For those of us working with data, we are all too familiar with how difficult it can be to fully understand what we are presented with. No matter how complex, data can be difficult for us to digest and make sense of.
Data visualization is an effective technique that can help us to understand all types of data, its distribution, as well as provide us with insights into hypotheses.
When used correctly, data visualization can help to clearly display and explain results from data analysis, allowing us to make comparisons between certain models.
There are multiple visualization techniques that can be used to effectively extract information from data. Let's take a look at some of them.
A histogram is a representation of the distribution of numerical data. It is an estimate of the probability distribution of a continuous variable.
This technique can be used to provide an idea of the shape of the distribution and to provide outliers of the data in question.
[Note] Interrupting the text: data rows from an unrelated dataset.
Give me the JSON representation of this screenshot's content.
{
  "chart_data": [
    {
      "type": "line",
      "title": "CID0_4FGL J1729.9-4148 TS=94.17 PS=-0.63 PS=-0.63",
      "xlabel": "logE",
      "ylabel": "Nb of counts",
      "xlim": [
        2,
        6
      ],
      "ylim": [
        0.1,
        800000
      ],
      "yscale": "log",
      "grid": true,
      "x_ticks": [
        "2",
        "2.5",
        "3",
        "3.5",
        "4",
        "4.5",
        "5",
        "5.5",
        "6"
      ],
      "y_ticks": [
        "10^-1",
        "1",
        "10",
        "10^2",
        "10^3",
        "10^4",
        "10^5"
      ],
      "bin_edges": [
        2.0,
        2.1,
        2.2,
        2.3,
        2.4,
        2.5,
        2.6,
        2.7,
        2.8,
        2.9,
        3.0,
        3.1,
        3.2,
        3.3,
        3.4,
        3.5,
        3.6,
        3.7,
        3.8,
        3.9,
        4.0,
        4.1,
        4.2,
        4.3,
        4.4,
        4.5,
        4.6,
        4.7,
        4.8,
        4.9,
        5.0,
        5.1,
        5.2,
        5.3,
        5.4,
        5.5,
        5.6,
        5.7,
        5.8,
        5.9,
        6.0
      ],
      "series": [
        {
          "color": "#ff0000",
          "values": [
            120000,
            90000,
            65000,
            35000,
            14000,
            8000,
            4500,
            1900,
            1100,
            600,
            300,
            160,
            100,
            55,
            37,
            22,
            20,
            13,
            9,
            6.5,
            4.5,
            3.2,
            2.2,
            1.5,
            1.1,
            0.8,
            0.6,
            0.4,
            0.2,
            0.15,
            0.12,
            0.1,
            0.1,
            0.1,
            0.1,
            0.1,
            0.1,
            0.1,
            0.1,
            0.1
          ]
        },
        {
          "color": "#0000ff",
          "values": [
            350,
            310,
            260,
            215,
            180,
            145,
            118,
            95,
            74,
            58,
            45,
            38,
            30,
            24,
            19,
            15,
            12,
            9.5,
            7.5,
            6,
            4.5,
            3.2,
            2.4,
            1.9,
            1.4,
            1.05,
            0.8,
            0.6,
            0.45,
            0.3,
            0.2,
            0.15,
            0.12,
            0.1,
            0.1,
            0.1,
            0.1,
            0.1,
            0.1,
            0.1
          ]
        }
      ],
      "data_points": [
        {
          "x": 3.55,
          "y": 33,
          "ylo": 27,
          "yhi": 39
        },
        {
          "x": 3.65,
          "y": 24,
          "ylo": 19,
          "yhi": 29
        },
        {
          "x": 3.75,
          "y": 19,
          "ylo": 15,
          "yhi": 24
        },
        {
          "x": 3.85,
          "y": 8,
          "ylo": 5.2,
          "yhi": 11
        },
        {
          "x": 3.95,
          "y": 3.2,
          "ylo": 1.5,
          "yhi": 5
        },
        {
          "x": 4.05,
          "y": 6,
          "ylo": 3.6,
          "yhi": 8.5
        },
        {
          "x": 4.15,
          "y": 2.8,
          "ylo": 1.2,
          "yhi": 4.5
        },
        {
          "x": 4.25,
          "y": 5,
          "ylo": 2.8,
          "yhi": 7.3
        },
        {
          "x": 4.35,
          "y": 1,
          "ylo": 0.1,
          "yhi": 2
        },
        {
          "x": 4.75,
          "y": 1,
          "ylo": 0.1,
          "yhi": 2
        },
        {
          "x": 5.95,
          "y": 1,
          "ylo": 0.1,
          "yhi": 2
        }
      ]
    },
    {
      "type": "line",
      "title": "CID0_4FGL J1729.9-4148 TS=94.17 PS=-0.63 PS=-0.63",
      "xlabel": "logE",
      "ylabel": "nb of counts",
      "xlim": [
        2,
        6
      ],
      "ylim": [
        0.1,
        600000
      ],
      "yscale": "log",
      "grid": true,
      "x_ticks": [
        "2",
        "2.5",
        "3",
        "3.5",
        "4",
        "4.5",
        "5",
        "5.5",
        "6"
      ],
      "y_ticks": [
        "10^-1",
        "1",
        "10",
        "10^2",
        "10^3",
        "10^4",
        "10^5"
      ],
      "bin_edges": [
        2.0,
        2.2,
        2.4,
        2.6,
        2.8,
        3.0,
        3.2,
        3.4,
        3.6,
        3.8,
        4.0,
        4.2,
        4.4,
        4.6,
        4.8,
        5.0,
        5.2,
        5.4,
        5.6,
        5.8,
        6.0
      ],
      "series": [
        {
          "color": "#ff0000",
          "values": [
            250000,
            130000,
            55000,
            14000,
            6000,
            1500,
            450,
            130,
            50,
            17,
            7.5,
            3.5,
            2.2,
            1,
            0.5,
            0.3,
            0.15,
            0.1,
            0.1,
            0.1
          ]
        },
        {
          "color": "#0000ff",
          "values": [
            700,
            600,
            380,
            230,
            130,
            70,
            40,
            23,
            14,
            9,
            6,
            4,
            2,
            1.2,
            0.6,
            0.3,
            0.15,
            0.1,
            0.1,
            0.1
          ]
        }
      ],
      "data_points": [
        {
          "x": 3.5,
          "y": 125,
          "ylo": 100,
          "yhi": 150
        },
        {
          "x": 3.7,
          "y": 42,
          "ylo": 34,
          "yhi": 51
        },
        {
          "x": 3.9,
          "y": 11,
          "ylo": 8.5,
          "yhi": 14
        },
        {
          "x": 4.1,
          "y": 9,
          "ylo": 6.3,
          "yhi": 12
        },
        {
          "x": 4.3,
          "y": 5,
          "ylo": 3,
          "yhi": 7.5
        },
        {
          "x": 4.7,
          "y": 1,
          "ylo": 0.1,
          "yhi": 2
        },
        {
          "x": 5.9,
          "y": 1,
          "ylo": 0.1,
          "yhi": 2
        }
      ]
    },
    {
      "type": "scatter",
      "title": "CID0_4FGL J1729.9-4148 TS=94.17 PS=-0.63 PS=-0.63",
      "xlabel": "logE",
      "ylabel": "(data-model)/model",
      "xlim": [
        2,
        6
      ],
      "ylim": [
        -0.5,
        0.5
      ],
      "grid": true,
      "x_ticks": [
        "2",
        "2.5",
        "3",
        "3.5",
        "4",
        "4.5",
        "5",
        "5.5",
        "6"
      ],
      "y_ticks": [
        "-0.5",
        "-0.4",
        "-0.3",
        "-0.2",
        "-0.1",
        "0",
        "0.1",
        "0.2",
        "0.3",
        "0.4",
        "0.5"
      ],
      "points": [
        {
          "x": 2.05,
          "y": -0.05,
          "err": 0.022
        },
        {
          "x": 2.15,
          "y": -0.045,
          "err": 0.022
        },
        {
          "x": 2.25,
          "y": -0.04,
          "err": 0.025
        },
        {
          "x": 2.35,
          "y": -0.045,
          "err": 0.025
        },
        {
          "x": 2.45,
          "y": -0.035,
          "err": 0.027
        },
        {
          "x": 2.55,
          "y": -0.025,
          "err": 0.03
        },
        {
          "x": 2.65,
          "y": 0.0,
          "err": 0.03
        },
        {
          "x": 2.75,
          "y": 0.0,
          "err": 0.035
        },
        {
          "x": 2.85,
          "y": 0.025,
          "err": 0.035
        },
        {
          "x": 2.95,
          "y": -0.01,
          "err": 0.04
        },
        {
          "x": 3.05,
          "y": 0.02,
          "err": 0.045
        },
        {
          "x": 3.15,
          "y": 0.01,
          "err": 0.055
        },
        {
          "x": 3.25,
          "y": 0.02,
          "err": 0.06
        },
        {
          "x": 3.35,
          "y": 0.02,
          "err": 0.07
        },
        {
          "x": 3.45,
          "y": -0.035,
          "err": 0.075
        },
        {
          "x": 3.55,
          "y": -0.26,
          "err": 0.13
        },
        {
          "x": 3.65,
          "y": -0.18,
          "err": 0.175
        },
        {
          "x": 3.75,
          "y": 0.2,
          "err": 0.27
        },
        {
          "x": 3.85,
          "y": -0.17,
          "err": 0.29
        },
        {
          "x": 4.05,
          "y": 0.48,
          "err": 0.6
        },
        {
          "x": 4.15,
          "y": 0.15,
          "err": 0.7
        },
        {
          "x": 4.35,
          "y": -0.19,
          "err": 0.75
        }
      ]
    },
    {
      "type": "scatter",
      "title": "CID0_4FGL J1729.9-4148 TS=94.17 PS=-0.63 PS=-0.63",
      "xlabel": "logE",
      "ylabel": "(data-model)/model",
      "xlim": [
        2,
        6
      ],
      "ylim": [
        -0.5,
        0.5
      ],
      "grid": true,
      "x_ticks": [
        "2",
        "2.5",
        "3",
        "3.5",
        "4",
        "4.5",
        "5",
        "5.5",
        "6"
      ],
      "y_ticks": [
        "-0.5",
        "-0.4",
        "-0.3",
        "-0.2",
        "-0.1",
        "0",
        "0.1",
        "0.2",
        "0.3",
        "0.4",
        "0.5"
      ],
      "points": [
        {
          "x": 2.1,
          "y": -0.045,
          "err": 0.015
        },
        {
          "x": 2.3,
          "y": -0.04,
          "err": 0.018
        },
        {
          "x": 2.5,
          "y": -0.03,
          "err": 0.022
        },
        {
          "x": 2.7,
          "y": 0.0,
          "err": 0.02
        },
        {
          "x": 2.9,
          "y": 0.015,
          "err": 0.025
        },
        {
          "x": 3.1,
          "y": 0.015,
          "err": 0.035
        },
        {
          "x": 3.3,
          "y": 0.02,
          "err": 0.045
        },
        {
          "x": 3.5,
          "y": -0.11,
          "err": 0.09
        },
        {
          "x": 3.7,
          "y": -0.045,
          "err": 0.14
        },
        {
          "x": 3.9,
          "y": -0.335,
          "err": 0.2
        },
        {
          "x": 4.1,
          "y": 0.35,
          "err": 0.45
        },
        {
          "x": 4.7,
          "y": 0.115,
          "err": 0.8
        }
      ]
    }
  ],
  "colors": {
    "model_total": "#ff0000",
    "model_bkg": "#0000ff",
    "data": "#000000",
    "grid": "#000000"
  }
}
In the beginning, the data is split into respective bins that are known as intervals. Once split, you then need to sum up the number of occurrences for each interval.
Using dots, Scatter Plots can show any possible relationships between two variables, where each ax corresponds to a variable.
This graph interprets the correlation between variables while also detecting outliers. As it showcases two variables, it, therefore, represents bivariate data.
If we want to represent more than two variables in a two-dimension graph, we can use colors and play with the size of the dots to represent other variables.
A Scatterplot Matrix is a square and symmetric grid highlighting several scatterplots embedded within a graph. It's made up of rows and columns with each one corresponding to a specific variable. Each quadrant displays a scatterplot for the variables X and Y of the grid.
A correlation matrix is a table that shows the relationship between variables. Each cell (i,j) corresponds to the value of the correlation between the variables i and j.
The correlation is a value between -1 and 1, that represents the relationship between the variables. The example graph provided is a heatmap - which is a graphical representation of the correlation matrix in which the values of the correlation are represented by colors.
A Biplot displays information on samples and variables of datasets presented in graphs. This kind of plot is generally used for visualizing the relationship between principal components within each other and the variables.
The samples are represented by points and the variables by vectors. The length of the vectors represents the variance of the variable.
The angle between the arrows represents the correlation, where a smaller angle corresponds to a higher correlation. Points that are close to each other are viewed as similar observations.
The above example shows the relationship between some products (fish, vegetables, milk, etc) for each country (Portugal, Spain, etc). This shows how a Biplot is useful when trying to understand the relationship between variables and observations, and also between both variables and observations.
A Boxplot is a graphical representation of the distribution of the data based on its quartiles. The quartiles divide the data into four equal parts.
The first quartile Q1 is the middle value between the median and the smallest value in the dataset. This corresponds to the 25th percentile.
The second quartile Q2 is the median for the dataset. This corresponds to the 50th percentile.
The third quartile Q3 is the middle between the median and the highest value in the dataset. This corresponds to the 75th percentile.
These values are represented inside a box, and the distance between the different parts of the box represents the level of dispersion of the data. The boxplot may represent outliers by points. The IQR value corresponds to the difference between Q3 and Q1.
For the normal distribution, the data is equally distributed around the mean, and as a result, the location of the marks in the boxplot will be equally spaced. We can see this in the following graph.
Other types of plots such as bar plots, pie plots, and map plots, can help to visualize certain information. You can plot the original data to see or validate assumptions about certain characteristics. You can also plot your results by comparing the predicted values for testing and the real values.
In addition, you can plot the clustering results to see how the data is grouped, highlighting the variables that are affecting the determination of the clusters.
There are also more plots available such as 3-dimensional scatter plots and other representations that might be useful for more complicated sceneries.
As highlighted throughout, data visualization is an important and effective technique for helping us understand data.
First off, it helps you to understand and make sense of data and can help to find outliers and take insights around the distribution of the data. Secondly, it can provide information and examples of how certain variables are related to one another.
Finally, it can help you to explain the output of your model, as well as compare the performance of different models against one another.
So, when used correctly, data visualization is a technique that can effectively help not just data scientists working with complex data, but also with simpler types of data that we are presented with on a day-to-day basis.